NR35                  
Trabalho em altura;
Estabelece os requisitos mínimos e as medidas de proteção para o trabalho em altura, como o planejamento, a organização e a execução, a fim de garantir a segurança e a saúde dos trabalhadores com atividades executadas acima de dois metros do nível inferior, onde haja risco de queda.
a) Implementar as medidas de proteção estabelecidas pela norma.
b) Assegurar a análise de risco AR e quando aplicável emitir Permissão de  Trabalho.
c) Desenvolver procedimentos operacionais para atividades rotineiras de trabalho em ALTURA.
d) Assegurar a realização de avaliação prévia das condições  no local do trabalho em altura/estudo, planejamento e implementação de ações e medidas complementares de segurança.
e) Adotar as providências necessárias para acompanhar as medidas de segurança estabelecidas.
f) Garantir aos trabalhadores informações atualizadas sobre riscos e as medidas de controle.
g) Garantir que qualquer trabalho em altura só se inicie após  adotadas as medidas de proteção estabelecidas pela norma.
h) Assegurar a suspensão do trabalho em altura caso seja detectado condições de risco.
i) Estabelecer  uma sistemática para os trabalhadores em altura.
j) Assegurar que todo trabalho em altura seja  realizados sob supervisão de acordo com análise de riscos.
k) Assegurar a organização e arquivamento dos documentos estabelecidos pela norma.

Referência Bibliográfica:
Apostila do curso de Enfermagem do Trabalho AVM.
Internet – vários sites
Livro NRs – Normas regulamentadoras – Ministério do trabalho.
Material de apoio curso de Enfermagem do Trabalho – AVM

Enfermeira  Drª Rose Meire

domingo, 18 de maio de 2014

NR 9



 NR 9 - Programa de Prevenção de Risco Ambientais

Portaria GM n.º 3.214, de 08 de junho de 1978, emitida Ministério do Trabalho, para regulamentar a Lei n. 6.514, de 22 de dezembro de 1977.
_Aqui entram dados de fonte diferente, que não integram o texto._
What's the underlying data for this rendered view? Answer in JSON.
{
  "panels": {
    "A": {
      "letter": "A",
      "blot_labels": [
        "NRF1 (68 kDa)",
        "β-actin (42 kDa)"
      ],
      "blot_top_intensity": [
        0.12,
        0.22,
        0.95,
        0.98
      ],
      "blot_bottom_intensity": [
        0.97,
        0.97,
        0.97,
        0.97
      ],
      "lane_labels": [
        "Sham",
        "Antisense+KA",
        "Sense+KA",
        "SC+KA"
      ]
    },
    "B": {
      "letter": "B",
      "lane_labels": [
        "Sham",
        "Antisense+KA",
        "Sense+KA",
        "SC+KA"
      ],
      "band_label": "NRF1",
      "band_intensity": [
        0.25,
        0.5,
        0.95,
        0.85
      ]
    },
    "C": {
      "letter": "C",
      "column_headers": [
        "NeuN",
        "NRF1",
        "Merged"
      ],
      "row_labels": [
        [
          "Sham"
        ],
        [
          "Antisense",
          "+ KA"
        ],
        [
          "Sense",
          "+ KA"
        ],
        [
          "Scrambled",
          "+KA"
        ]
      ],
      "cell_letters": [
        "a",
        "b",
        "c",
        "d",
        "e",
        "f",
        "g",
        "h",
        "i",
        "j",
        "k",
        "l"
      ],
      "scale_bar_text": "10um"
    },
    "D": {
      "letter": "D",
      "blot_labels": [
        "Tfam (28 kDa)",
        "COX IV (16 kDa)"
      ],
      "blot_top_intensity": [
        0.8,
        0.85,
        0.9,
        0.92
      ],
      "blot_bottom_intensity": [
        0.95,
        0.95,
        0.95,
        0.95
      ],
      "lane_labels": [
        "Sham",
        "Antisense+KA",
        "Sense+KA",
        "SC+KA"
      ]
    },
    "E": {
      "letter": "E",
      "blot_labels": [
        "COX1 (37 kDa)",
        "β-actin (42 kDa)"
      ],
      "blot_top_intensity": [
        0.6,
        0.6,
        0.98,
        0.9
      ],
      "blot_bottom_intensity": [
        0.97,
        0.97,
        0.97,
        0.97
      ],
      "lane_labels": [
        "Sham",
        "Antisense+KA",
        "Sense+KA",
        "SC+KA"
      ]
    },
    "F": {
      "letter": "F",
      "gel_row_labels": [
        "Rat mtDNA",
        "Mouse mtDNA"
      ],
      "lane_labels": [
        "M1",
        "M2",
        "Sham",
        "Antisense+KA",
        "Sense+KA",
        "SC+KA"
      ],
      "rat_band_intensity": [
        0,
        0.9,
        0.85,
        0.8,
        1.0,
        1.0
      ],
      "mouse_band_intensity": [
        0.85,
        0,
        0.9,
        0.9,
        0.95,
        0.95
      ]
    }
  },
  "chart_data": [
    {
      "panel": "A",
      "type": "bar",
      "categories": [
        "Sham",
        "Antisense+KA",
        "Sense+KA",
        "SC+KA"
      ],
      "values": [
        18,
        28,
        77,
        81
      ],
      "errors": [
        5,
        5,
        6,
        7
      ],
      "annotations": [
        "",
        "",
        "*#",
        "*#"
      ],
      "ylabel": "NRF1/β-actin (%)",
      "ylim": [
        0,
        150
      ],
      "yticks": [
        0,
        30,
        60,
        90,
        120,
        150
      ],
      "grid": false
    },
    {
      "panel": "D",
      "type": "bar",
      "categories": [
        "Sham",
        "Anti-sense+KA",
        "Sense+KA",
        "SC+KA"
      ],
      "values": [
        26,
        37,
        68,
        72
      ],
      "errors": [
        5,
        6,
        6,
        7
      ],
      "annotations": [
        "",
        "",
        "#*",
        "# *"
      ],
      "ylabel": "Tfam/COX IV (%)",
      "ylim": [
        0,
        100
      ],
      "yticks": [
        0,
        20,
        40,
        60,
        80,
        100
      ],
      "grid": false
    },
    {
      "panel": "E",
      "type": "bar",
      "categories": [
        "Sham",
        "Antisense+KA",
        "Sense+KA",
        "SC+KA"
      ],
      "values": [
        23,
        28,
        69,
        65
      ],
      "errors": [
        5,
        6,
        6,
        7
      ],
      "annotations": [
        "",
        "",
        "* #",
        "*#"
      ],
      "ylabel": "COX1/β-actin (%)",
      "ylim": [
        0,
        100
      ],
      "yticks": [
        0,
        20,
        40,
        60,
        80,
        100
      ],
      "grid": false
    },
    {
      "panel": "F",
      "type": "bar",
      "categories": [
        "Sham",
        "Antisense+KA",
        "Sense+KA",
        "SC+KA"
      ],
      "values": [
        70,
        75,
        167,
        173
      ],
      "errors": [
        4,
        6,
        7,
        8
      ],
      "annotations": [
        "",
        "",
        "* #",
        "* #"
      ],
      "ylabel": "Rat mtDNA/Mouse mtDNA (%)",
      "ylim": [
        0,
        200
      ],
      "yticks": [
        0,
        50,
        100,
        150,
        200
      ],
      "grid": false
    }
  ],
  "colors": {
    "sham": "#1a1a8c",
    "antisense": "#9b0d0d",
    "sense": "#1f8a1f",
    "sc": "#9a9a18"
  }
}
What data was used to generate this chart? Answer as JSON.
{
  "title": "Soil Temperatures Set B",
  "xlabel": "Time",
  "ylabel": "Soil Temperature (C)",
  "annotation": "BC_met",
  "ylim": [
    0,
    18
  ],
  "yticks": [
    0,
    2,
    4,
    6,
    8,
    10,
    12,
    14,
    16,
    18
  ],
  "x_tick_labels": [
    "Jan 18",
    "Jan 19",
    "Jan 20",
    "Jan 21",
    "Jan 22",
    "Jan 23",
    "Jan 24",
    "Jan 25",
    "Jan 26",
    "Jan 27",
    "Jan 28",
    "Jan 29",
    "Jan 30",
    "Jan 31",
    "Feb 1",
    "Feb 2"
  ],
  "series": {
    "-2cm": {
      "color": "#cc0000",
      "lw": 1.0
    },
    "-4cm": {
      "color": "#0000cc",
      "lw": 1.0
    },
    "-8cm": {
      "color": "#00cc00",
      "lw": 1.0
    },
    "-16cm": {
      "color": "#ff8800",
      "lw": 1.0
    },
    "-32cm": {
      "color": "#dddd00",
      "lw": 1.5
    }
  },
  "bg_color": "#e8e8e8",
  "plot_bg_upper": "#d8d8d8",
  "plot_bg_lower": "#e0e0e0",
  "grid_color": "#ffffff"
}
Parece engraçado, trabalho numa medicina do trabalho, de  uma prefeitura  que “cuida” da saúde de quase 5000 funcionários públicos, por diversas questões não se consegue implementar, a NR 9,  então implantada está, porém não é aplicada na íntegra e de fato.
  O Programa de Prevenção de Riscos Ambientais (PPRA), estabelece a obrigatoriedade da elaboração e implementação por parte de todos os empregadores e instituições que admitam trabalhadores como empregados, do PPRA, visando a preservação da saúde e da integralidade dos trabalhadores, através da antecipação, reconhecimento, avaliação e conseqüente controle da ocorrência de riscos ambientais existentes ou que venham a existir no ambiente de trabalho, tendo em consideração a proteção do meio ambiente e dos recursos naturais. (Segurança e Medicina do Trabalho, 2003).
As ações devem ser trabalhadas  em conjunto empregador e trabalhador de acordo com característica do risco proeminente existente ou futuro.
Deve ser parte integrante efetiva junto com o PCMSO (programa de controle médico de saúde ocupacional- NR7).
Considera-se risco ambiental, os agentes físicos, químicos e biológicos, existentes nos ambientes de trabalho, que em função de sua natureza, concentração, intensidade e tempo de exposição são capazes de causar danos à saúde do trabalhador.
Deverá conter planejamento anual com estabelecimento de metas, prioridades e cronograma. Este cronograma deverá ser reavaliado pelo menos uma vez ao ano, também deverá conter estratégia e plano de ação. Registro, manutenção e divulgação dos resultados.
Este processo de implantação do PPRA deve conter as seguintes etapas:
·         Antecipar e reconhecer  os riscos;
·         Estabelecer prioridades e metas de avaliação e controle;
·         Avaliação dos riscos e exposição dos trabalhadores;
·         Implantação de medidas de controle e avaliação de sua eficácia;
·         Monitoramento da exposição aos riscos;
·         Registro e divulgação dos dados.
O PPRA é um plano de ação que deve ser implementado com as iniciativas para reduzir a exposição dos trabalhadores aos riscos levantados.